As we all know, America has experienced incredible turmoil in its financial markets over
the last six months. It is important that we quickly review the history of how we got here.

Lenders made risky loans to less creditworthy borrowers with Congress’ encouragement
and with the confidence of Fannie Mae and Freddie Mac’s taxpayer-guaranteed shoulders
to lean on. Investors in the secondary mortgage market made risky, overconfident
decisions to fuel this behavior and purchased mortgage-backed securities they believed
were backed by the U.S. taxpayer, again through Fannie and Freddie. Senior executives
at Fannie and Freddie continued to push for larger portfolios, and thus more risk for the
taxpayers, and Congress did nothing to slow the growth of these government sponsored
enterprises (GSEs). In fact, Congress encouraged further growth.

As a result, the American taxpayer bailed out bad decision-makers from all parties to the
tune of more than a trillion dollars: $29 billion for Bear Stearns, $200 billion for Fannie
and Freddie, $300 billion to expand the Federal Housing Administration (FHA), $85
billion for AIG, and of course, $700 billion for the giant Paulson Plan -- plus $110 billion
in sweeteners to pass that plan.

Congress could have taken steps before the September adjournment to make sure both
American taxpayers and the integrity of our financial markets would be protected in the
future. Rather than taking a mere short term glance at today’s market problems, it could
have stayed in town a bit longer and hashed out more long-term solutions to these issues.
It is unfortunate that this was not accomplished.

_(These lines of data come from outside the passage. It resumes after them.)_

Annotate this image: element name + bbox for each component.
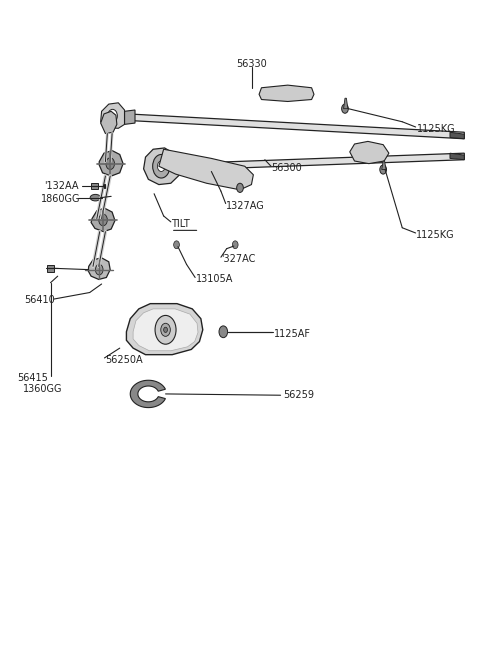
Circle shape xyxy=(237,183,243,193)
Polygon shape xyxy=(178,153,464,170)
Polygon shape xyxy=(450,153,464,160)
Polygon shape xyxy=(450,132,464,139)
Ellipse shape xyxy=(90,194,101,201)
Polygon shape xyxy=(91,208,115,232)
Polygon shape xyxy=(47,265,54,271)
Circle shape xyxy=(161,323,170,336)
Text: 1125AF: 1125AF xyxy=(275,328,312,339)
Text: 1860GG: 1860GG xyxy=(40,194,80,204)
Text: 56259: 56259 xyxy=(283,390,314,400)
Polygon shape xyxy=(99,150,123,176)
Polygon shape xyxy=(126,304,203,355)
Polygon shape xyxy=(382,161,386,170)
Polygon shape xyxy=(124,110,135,124)
Text: 56330: 56330 xyxy=(237,58,267,68)
Circle shape xyxy=(232,241,238,249)
Circle shape xyxy=(342,104,348,113)
Text: 13105A: 13105A xyxy=(196,275,233,284)
Circle shape xyxy=(153,154,170,178)
Circle shape xyxy=(219,326,228,338)
Text: 1125KG: 1125KG xyxy=(416,230,454,240)
Circle shape xyxy=(108,109,117,122)
Polygon shape xyxy=(101,102,124,128)
Circle shape xyxy=(155,315,176,344)
Circle shape xyxy=(174,241,180,249)
Text: 1360GG: 1360GG xyxy=(23,384,62,394)
Circle shape xyxy=(99,214,108,226)
Polygon shape xyxy=(350,141,389,164)
Polygon shape xyxy=(259,85,314,101)
Polygon shape xyxy=(344,98,348,108)
Polygon shape xyxy=(133,309,198,351)
Polygon shape xyxy=(128,114,464,139)
Circle shape xyxy=(106,158,115,170)
Text: 1125KG: 1125KG xyxy=(417,124,455,134)
Polygon shape xyxy=(91,183,98,189)
Text: 1327AG: 1327AG xyxy=(226,200,264,210)
Polygon shape xyxy=(88,258,110,279)
Text: TILT: TILT xyxy=(171,219,190,229)
Circle shape xyxy=(96,264,103,275)
Text: 56415: 56415 xyxy=(17,373,48,382)
Polygon shape xyxy=(144,148,179,185)
Circle shape xyxy=(380,165,386,174)
Text: 56250A: 56250A xyxy=(106,355,143,365)
Text: 56410: 56410 xyxy=(24,296,55,306)
Text: 56300: 56300 xyxy=(271,163,302,173)
Text: '327AC: '327AC xyxy=(221,254,255,264)
Circle shape xyxy=(111,113,115,118)
Polygon shape xyxy=(130,380,166,407)
Circle shape xyxy=(164,327,168,332)
Circle shape xyxy=(157,161,165,171)
Text: '132AA: '132AA xyxy=(44,181,79,191)
Polygon shape xyxy=(159,149,253,190)
Polygon shape xyxy=(101,111,117,133)
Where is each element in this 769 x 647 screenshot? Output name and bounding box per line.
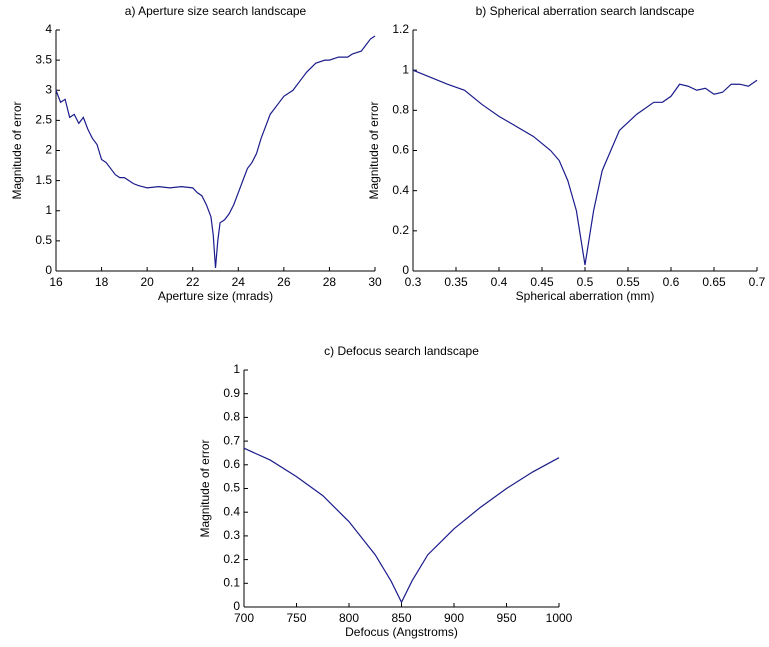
y-tick-label: 1 bbox=[233, 362, 240, 376]
y-tick-label: 2.5 bbox=[35, 113, 52, 127]
x-tick-label: 800 bbox=[339, 611, 359, 625]
x-tick-label: 850 bbox=[391, 611, 411, 625]
y-tick-label: 3.5 bbox=[35, 52, 52, 66]
chart-title: a) Aperture size search landscape bbox=[125, 4, 307, 18]
data-line bbox=[55, 35, 376, 269]
y-tick-label: 0.9 bbox=[223, 386, 240, 400]
x-tick-label: 1000 bbox=[546, 611, 573, 625]
y-tick-label: 0.5 bbox=[35, 233, 52, 247]
x-axis-label: Defocus (Angstroms) bbox=[345, 625, 458, 639]
x-tick-label: 750 bbox=[286, 611, 306, 625]
x-axis-label: Spherical aberration (mm) bbox=[516, 289, 655, 303]
data-line bbox=[412, 69, 758, 266]
y-tick-label: 0 bbox=[45, 263, 52, 277]
x-tick-label: 0.65 bbox=[702, 275, 726, 289]
y-tick-label: 0.6 bbox=[392, 143, 409, 157]
y-tick-label: 1.5 bbox=[35, 173, 52, 187]
y-axis-label: Magnitude of error bbox=[10, 101, 24, 199]
x-tick-label: 16 bbox=[49, 275, 63, 289]
x-tick-label: 900 bbox=[444, 611, 464, 625]
y-tick-label: 0.4 bbox=[392, 183, 409, 197]
y-tick-label: 0 bbox=[402, 263, 409, 277]
x-tick-label: 30 bbox=[368, 275, 382, 289]
data-line bbox=[243, 447, 560, 604]
y-tick-label: 2 bbox=[45, 143, 52, 157]
x-tick-label: 0.55 bbox=[616, 275, 640, 289]
x-tick-label: 24 bbox=[232, 275, 246, 289]
x-tick-label: 26 bbox=[277, 275, 291, 289]
y-tick-label: 0 bbox=[233, 599, 240, 613]
y-tick-label: 0.6 bbox=[223, 457, 240, 471]
x-tick-label: 18 bbox=[95, 275, 109, 289]
y-tick-label: 0.8 bbox=[223, 410, 240, 424]
x-tick-label: 0.5 bbox=[577, 275, 594, 289]
y-tick-label: 3 bbox=[45, 82, 52, 96]
y-tick-label: 0.2 bbox=[223, 552, 240, 566]
y-tick-label: 0.2 bbox=[392, 223, 409, 237]
y-tick-label: 1.2 bbox=[392, 22, 409, 36]
x-tick-label: 22 bbox=[186, 275, 200, 289]
y-tick-label: 1 bbox=[45, 203, 52, 217]
y-tick-label: 0.8 bbox=[392, 103, 409, 117]
x-tick-label: 0.4 bbox=[491, 275, 508, 289]
x-tick-label: 0.6 bbox=[663, 275, 680, 289]
y-tick-label: 1 bbox=[402, 62, 409, 76]
y-tick-label: 0.3 bbox=[223, 528, 240, 542]
x-tick-label: 950 bbox=[496, 611, 516, 625]
x-tick-label: 0.35 bbox=[444, 275, 468, 289]
x-tick-label: 0.45 bbox=[530, 275, 554, 289]
y-axis-label: Magnitude of error bbox=[367, 101, 381, 199]
x-tick-label: 0.3 bbox=[405, 275, 422, 289]
x-tick-label: 20 bbox=[140, 275, 154, 289]
x-tick-label: 28 bbox=[323, 275, 337, 289]
x-axis-label: Aperture size (mrads) bbox=[158, 289, 273, 303]
y-tick-label: 0.1 bbox=[223, 575, 240, 589]
x-tick-label: 0.7 bbox=[749, 275, 766, 289]
chart-title: c) Defocus search landscape bbox=[324, 344, 479, 358]
y-axis-label: Magnitude of error bbox=[198, 439, 212, 537]
y-tick-label: 0.5 bbox=[223, 481, 240, 495]
y-tick-label: 4 bbox=[45, 22, 52, 36]
y-tick-label: 0.7 bbox=[223, 433, 240, 447]
x-tick-label: 700 bbox=[234, 611, 254, 625]
chart-title: b) Spherical aberration search landscape bbox=[476, 4, 695, 18]
y-tick-label: 0.4 bbox=[223, 504, 240, 518]
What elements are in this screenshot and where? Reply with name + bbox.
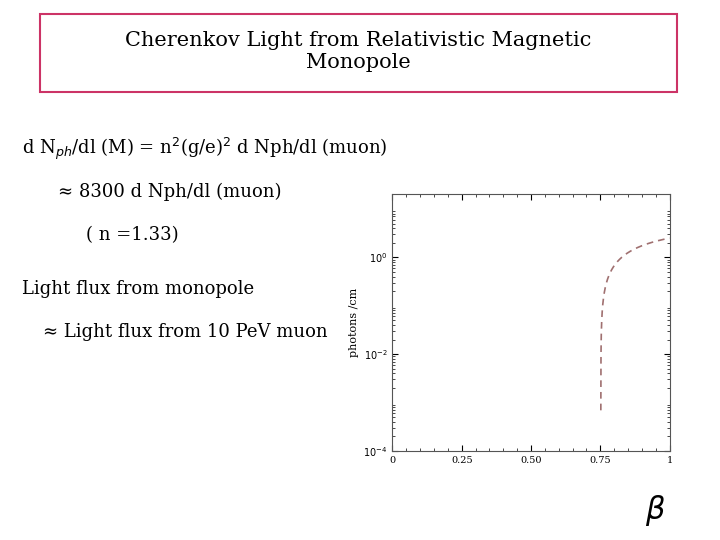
Text: $\beta$: $\beta$ [645, 493, 665, 528]
Text: d N$_{ph}$/dl (M) = n$^2$(g/e)$^2$ d Nph/dl (muon): d N$_{ph}$/dl (M) = n$^2$(g/e)$^2$ d Nph… [22, 136, 387, 161]
Text: ≈ Light flux from 10 PeV muon: ≈ Light flux from 10 PeV muon [43, 323, 328, 341]
Text: Light flux from monopole: Light flux from monopole [22, 280, 253, 298]
Y-axis label: photons /cm: photons /cm [349, 288, 359, 357]
Text: Cherenkov Light from Relativistic Magnetic
Monopole: Cherenkov Light from Relativistic Magnet… [125, 31, 592, 72]
Text: ( n =1.33): ( n =1.33) [86, 226, 179, 244]
FancyBboxPatch shape [40, 14, 677, 92]
Text: ≈ 8300 d Nph/dl (muon): ≈ 8300 d Nph/dl (muon) [58, 183, 281, 201]
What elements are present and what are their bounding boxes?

Our Committee must move forward and take a serious look at where to go from here.
And the first place we should look is at the heart of this debacle: Fannie Mae and Freddie
Mac. Fannie and Freddie must be reformed so that taxpayers do not continue to fuel their
risky, unrestrained growth. Congress’s failure to address that root cause will likely lead
us right back to this point again in the future.

Our Committee should consider proposals like the Government Sponsored Enterprises
Free Market Reform Act, introduced by our colleague, Rep. Jeb Hensarling. This
legislation would put Fannie and Freddie on the road to becoming free market, healthy
competitors in the secondary mortgage market instead of the government-run, taxpayer-
backed giants they are today.

Our Committee should also exercise its oversight authority to shed light on the
management decisions made by former executives who were in charge of Fannie and
Freddie during this period of unrestrained growth. The American people deserve to have
full transparency about their decisions which have burdened taxpayers by the trillions.

Mr. Chairman, I hope you will reconsider our request, led by Ranking Member Bachus,
to hold Committee hearings that examine why Fannie and Freddie rapidly expanded their
purchasing and securitization of subprime mortgages from 2005-2007. We should hold
former executives of the GSEs accountable and ask them the same questions our
constituents are asking us about their management practices.

Again, I thank the Chairman for holding this important hearing.